Whether we stream it through our smartphones or buy tracks from our laptops, technology has made music more accessible than ever before.
For consumers, this is good news. But for the music industry, it’s a different story.
In 2015, the British Phonographic Industry (BPI) estimates music consumption increased 3.7 per cent and streaming grew a whopping 82 per cent. However, revenues grew by a measly 0.6 per cent. Income from sales and the streaming of recorded music, including the share that can be passed on to artist, actually dipped 0.9 per cent.
But technology, as much as it’s been a thorn in the industry’s side, might yet provide a solution.
Several key artists and musicians have turned towards blockchain – usually the mainstay of discussions about cryptocurrencies and fintech – as the innovation that could breathe new life into an industry struggling to stay on top of piracy, low revenues and intellectual property minefields.

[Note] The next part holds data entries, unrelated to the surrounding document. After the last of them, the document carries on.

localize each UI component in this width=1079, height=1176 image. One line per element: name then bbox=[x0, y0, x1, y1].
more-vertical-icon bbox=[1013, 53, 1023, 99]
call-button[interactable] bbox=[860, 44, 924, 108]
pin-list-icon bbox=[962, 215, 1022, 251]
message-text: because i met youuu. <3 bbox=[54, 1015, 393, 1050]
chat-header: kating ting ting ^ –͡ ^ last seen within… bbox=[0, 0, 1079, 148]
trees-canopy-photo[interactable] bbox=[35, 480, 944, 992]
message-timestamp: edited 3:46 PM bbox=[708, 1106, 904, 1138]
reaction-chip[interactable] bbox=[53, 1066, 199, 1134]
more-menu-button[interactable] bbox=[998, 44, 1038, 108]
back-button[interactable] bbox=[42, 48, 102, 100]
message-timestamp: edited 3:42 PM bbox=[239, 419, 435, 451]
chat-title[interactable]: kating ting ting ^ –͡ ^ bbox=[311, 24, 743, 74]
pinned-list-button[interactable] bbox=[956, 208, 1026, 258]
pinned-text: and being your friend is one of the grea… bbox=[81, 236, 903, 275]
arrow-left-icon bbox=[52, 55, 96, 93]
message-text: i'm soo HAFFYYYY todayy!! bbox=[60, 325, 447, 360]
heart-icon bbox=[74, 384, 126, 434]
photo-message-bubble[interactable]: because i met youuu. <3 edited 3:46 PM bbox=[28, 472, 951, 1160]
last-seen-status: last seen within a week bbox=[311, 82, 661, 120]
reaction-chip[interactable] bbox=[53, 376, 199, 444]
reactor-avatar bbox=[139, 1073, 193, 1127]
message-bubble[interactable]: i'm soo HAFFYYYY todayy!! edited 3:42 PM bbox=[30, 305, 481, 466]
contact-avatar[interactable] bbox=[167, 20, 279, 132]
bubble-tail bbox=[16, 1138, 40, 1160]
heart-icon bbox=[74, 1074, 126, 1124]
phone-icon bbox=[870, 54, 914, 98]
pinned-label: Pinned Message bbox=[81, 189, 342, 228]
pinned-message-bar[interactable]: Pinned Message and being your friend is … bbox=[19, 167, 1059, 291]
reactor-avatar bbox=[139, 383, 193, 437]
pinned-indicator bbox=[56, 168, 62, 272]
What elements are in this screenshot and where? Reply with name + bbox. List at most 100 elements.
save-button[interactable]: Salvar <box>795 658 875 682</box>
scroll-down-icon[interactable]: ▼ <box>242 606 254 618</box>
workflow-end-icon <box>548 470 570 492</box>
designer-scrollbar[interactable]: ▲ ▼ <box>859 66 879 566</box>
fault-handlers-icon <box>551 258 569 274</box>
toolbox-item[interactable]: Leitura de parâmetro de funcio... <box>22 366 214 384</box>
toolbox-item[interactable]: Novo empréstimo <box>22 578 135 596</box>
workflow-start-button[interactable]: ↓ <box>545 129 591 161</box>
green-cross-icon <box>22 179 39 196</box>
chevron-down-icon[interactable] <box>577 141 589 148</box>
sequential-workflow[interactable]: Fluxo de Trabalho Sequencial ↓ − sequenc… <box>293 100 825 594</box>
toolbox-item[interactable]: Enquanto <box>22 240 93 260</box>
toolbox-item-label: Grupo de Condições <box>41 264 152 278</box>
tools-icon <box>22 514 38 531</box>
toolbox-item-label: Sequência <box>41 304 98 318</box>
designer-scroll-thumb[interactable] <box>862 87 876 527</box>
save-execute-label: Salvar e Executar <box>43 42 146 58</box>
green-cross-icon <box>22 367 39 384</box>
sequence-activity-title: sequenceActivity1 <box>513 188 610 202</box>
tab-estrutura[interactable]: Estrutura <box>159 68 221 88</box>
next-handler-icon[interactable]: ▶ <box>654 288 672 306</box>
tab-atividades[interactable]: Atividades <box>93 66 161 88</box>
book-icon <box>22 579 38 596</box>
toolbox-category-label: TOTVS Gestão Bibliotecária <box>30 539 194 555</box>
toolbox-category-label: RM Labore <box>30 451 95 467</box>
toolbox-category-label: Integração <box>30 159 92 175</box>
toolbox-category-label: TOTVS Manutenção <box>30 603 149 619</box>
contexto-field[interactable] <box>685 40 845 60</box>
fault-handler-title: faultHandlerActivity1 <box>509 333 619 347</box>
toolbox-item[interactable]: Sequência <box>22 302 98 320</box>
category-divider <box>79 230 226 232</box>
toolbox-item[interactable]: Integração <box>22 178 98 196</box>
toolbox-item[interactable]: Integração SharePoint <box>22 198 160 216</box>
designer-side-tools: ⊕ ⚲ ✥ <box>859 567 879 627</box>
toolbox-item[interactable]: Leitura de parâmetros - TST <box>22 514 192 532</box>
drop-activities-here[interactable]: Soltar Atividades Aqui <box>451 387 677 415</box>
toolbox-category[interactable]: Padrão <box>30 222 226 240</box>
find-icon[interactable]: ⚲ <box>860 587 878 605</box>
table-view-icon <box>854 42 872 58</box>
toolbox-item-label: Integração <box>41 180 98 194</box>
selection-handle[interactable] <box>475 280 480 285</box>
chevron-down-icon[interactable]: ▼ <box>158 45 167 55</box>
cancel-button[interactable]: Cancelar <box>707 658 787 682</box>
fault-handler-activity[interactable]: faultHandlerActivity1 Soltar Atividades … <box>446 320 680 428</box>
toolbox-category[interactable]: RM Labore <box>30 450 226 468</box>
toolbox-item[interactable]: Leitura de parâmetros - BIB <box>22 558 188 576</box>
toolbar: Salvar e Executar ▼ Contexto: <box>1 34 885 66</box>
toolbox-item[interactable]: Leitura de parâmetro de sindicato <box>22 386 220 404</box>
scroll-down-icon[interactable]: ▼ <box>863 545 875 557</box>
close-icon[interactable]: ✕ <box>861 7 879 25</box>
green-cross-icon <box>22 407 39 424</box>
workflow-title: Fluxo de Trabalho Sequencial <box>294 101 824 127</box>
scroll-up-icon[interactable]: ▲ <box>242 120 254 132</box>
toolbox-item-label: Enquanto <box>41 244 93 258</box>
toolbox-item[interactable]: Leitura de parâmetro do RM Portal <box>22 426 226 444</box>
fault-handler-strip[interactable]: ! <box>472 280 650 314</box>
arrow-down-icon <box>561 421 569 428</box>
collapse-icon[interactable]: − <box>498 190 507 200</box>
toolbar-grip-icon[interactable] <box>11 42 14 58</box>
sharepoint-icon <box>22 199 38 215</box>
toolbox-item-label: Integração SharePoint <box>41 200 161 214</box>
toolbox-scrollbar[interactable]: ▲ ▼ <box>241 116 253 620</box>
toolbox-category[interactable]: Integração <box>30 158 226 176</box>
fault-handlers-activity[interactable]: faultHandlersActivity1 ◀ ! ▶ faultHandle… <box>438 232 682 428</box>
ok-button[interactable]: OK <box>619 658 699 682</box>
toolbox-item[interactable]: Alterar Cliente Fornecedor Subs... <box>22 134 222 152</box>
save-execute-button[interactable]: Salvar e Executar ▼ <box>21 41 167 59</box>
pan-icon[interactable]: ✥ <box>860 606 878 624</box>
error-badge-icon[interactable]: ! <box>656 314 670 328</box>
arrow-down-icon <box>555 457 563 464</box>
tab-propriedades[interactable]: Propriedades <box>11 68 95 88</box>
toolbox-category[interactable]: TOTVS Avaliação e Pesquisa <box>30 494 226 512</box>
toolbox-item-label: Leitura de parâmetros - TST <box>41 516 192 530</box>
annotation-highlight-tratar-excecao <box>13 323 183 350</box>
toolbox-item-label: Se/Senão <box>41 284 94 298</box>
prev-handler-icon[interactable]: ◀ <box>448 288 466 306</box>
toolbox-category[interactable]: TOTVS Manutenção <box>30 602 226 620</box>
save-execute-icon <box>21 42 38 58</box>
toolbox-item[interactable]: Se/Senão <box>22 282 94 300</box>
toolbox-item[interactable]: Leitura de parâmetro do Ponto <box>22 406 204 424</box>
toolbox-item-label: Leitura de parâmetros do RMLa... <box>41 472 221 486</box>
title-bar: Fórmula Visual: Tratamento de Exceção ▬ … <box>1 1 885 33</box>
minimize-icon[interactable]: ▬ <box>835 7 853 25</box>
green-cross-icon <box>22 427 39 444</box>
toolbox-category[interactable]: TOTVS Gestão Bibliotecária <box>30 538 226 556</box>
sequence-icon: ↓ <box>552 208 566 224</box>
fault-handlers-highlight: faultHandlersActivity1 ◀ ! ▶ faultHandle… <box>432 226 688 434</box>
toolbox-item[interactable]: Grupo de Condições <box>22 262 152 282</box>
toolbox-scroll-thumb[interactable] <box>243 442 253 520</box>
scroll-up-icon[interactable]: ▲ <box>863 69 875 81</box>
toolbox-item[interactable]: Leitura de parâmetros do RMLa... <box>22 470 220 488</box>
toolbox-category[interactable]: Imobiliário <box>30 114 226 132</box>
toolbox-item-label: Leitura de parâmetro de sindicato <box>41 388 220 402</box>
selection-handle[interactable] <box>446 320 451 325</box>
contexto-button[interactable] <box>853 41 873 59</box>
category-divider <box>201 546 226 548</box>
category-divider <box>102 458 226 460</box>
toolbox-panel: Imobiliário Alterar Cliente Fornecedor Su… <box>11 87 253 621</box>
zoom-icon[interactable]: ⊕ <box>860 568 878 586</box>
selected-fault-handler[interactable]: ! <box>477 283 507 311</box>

Blockchain first gained notoriety in 2008 as the technology that underpins bitcoin. It operates as a shared ledger, which continuously records transactions or information. Its database structure, where there is a timestamp on each entry and information linking it to previous blocks, makes it not only transparent but exceptionally difficult to tamper with.
Although bitcoin has had all the glory, blockchain’s advocates have labelled it “revolutionary” and a “paradigm change”. Banks and public services are already experimenting with it. On the other hand, its critics would say it is merely a souped-up version of existing database ideas.
One of blockchain’s most vocal bell-ringers is the Grammy Award-winning UK singer, songwriter and producer Imogen Heap.
“Blockchain is completely enabling us to rethink the basic, core structure of how monetary distribution works in the industry,” Heap told City A.M. “It can be used to build a united platform and create an ecosystem, but most importantly builds innovation under the standards that make sense for artists.”
The research would seem to back up Heap’s point. In a report this week released by the Blockchain for Creative Industries cluster at Middlesex University and the Featured Artists’ Coalition (FAC), researchers found four areas where using blockchain could be a genuine asset to the music industry.
Alongside aiding “fast, frictionless royalty payments”, blockchain can also help to create a networked database for music copyright information, enhance “transparency through the value chain” and aid access to alternative sources of capital.
For Heap, using blockchain and blockchain-inspired contracts are undoubtedly linked to creating fair value for the exchange between artists and listeners. By cutting out the middle men, there is a sense of getting back to the more intimate direct exchange between artist and listener.
But it is also intrinsically tied up with democratising the creative process. It can offer her listeners a deeper insight into how she actually creates music, and can be the vehicle through which the people who work on her tracks get the credit they deserve too.
Last October, Heap released her song Tiny Human attached to a smart contract on Ujo Music, which is built on the blockchain run by the decentralised application platform Ethereum.
There had been some other releases of music through blockchain in the past, but these were almost solely as a way to generate direct payment. When Heap used blockchain, she handled rights, intellectual property and arranged payment splits to all the people involved.
She has also launched a blockchain project, Mycelia. Although still in its foundational stages, she intends it to be an entire eco-system that utilises blockchain as a way to enact a complete shake up in the music industry.
“I see blockchain as a beacon for all the information about my song. As well as the music, I could release information about the moment I wrote it, where I wrote it, what gear I used, who has covered it, who else worked on it,” Heap said.
“It’s not just about listening, it’s about seeing the entire life behind the music, the whole life of a song.”
Much as the enthusiasm is growing, it’s likely to be several years before we see blockchain rolled out in a wide-scale, mainstream capacity. This is especially true when it comes to payment methods.
“It could empower artists to distribute their music to millions of people, and you can create new power and new industry choices because of this technology,” Simon Taylor, co-founder and blockchain director at fintech consultancy 11FS said.
“But the tech’s not quite ready yet, that’s the dirty secret of blockchain. However, ignorance about it is also dangerous because the choices made now will shape industries in the future.”